Nach herrschender Lehre (Fasching, Lehrbuch, Rz 2068, Fasching, JBl. 1956, 250) und Rechtsprechung (SZ 54/191, SZ 32/33) sind die neuen Tatsachen und Beweismittel im Wiederaufnahmeverfahren nicht nur im Hinblick auf ihre abstrakte Eignung zu einer Änderung der im Vorprozeß erflossenen Entscheidung zu prüfen, sondern es muß gleichzeitig eine eingeschränkte Beweiswürdigung dahingehend erfolgen, ob die Nicht-Berücksichtigung dieser Tatsachen oder Beweismittel im Vorprozeß einen Verstoß gegen die Findung der materiellen Wahrheit und die Vollständigkeit der Urteilsgrundlage darstellt. Es ist zu prüfen, ob die neuen Beweismittel konkret geeignet sind, zu einer Änderung der Tatsachenfeststellungen des Vorprozesses zu führen. Ist dies der Fall, ist dem Wiederaufnahmebegehren stattzugeben.

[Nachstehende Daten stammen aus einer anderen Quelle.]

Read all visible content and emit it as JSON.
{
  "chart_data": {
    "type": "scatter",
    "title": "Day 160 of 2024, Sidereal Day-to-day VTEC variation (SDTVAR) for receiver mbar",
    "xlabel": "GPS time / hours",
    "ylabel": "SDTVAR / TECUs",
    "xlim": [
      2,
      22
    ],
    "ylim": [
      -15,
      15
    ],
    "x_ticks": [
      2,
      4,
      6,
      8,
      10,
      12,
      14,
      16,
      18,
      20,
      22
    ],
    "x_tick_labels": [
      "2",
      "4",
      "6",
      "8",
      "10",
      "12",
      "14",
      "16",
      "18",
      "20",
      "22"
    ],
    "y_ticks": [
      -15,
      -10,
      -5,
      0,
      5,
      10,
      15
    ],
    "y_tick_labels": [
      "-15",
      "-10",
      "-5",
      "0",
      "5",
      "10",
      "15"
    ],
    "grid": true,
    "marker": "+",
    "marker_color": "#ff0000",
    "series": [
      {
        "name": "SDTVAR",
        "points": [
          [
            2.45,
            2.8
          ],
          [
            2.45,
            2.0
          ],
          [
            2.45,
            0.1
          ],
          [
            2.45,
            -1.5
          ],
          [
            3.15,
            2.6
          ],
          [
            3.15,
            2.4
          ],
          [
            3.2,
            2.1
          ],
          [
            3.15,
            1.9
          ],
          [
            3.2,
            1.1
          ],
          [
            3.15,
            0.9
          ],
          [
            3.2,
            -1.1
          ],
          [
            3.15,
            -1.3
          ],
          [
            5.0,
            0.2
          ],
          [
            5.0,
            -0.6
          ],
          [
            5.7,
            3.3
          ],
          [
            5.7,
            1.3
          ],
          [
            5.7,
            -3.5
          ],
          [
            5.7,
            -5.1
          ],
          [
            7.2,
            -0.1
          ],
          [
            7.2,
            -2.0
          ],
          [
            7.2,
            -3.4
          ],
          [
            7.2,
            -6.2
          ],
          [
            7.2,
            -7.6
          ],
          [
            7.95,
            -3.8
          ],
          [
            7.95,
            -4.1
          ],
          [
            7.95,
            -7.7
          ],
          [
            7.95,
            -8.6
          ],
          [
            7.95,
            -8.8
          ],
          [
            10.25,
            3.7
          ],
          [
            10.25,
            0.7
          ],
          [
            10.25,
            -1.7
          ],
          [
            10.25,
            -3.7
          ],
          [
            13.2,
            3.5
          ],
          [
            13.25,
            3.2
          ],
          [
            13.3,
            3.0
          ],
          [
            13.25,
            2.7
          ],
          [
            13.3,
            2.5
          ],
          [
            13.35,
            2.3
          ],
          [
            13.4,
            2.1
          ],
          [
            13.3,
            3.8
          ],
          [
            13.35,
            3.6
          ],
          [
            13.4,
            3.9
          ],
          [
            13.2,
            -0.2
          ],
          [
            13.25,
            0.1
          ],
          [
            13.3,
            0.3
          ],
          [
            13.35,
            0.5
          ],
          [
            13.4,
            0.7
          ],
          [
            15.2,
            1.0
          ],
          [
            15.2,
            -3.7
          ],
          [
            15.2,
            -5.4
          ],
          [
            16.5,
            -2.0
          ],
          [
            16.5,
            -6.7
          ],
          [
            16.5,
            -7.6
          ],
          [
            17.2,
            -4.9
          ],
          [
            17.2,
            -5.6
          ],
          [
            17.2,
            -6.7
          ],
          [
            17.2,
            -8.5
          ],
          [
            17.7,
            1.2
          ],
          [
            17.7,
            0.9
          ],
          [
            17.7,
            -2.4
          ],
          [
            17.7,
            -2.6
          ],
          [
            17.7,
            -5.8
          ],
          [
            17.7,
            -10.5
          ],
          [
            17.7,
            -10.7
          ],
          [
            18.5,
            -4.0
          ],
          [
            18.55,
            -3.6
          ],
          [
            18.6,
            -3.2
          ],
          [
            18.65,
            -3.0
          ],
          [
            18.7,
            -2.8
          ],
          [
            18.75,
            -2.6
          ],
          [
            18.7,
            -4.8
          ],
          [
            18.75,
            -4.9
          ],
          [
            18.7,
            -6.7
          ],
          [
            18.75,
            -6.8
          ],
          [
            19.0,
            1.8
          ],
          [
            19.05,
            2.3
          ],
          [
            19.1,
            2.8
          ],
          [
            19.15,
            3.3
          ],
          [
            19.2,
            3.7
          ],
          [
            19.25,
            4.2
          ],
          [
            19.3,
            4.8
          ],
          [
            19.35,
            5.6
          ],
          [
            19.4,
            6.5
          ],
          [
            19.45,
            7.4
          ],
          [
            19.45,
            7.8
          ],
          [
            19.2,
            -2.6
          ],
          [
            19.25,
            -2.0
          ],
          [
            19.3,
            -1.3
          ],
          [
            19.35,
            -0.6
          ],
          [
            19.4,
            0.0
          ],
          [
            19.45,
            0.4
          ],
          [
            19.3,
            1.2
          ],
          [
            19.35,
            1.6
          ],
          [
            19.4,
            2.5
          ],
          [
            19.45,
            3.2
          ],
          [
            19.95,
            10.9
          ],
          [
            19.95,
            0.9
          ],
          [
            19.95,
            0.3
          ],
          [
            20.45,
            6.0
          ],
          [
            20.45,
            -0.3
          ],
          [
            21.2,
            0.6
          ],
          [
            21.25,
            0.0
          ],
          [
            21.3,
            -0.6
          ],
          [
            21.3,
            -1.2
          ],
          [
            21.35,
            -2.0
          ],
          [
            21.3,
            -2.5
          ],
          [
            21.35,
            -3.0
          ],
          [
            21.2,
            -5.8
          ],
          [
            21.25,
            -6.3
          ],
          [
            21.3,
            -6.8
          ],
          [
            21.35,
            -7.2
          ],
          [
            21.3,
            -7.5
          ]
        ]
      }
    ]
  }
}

Die Vorinstanzen gelangten bei dieser eingeschränkten Beweiswürdigung zum Ergebnis, daß auch bei Berücksichtigung der Aussagen der Zeugen Friedrich W*** und Werner G*** im Vorprozeß andere Tatsachenfeststellungen nicht zu treffen und diese Aussagen demnach nicht geeignet gewesen wären, eine für die Klägerin günstigere Entscheidung in der Hauptsache herbeizuführen. Damit hat aber das Berufungsgericht den neuen Beweismitteln die Eignung abgesprochen, eine Änderung der Beweiswürdigung herbeizuführen. Im Revisionsverfahren kann die Beweiswürdigung der Vorinstanzen nicht bekämpft werden. Dies gilt auch für den Fall, daß mit einer Wiederaufnahmsklage eine Änderung der Beweiswürdigung angestrebt wird und die Tatsacheninstanzen eine solche als ausgeschlossen ansehen (SZ 54/191, SZ 38/215, 1 Ob 538/81).

Die Revision erweist sich damit als verfehlt, sodaß ihr ein Erfolg versagt bleiben mußte.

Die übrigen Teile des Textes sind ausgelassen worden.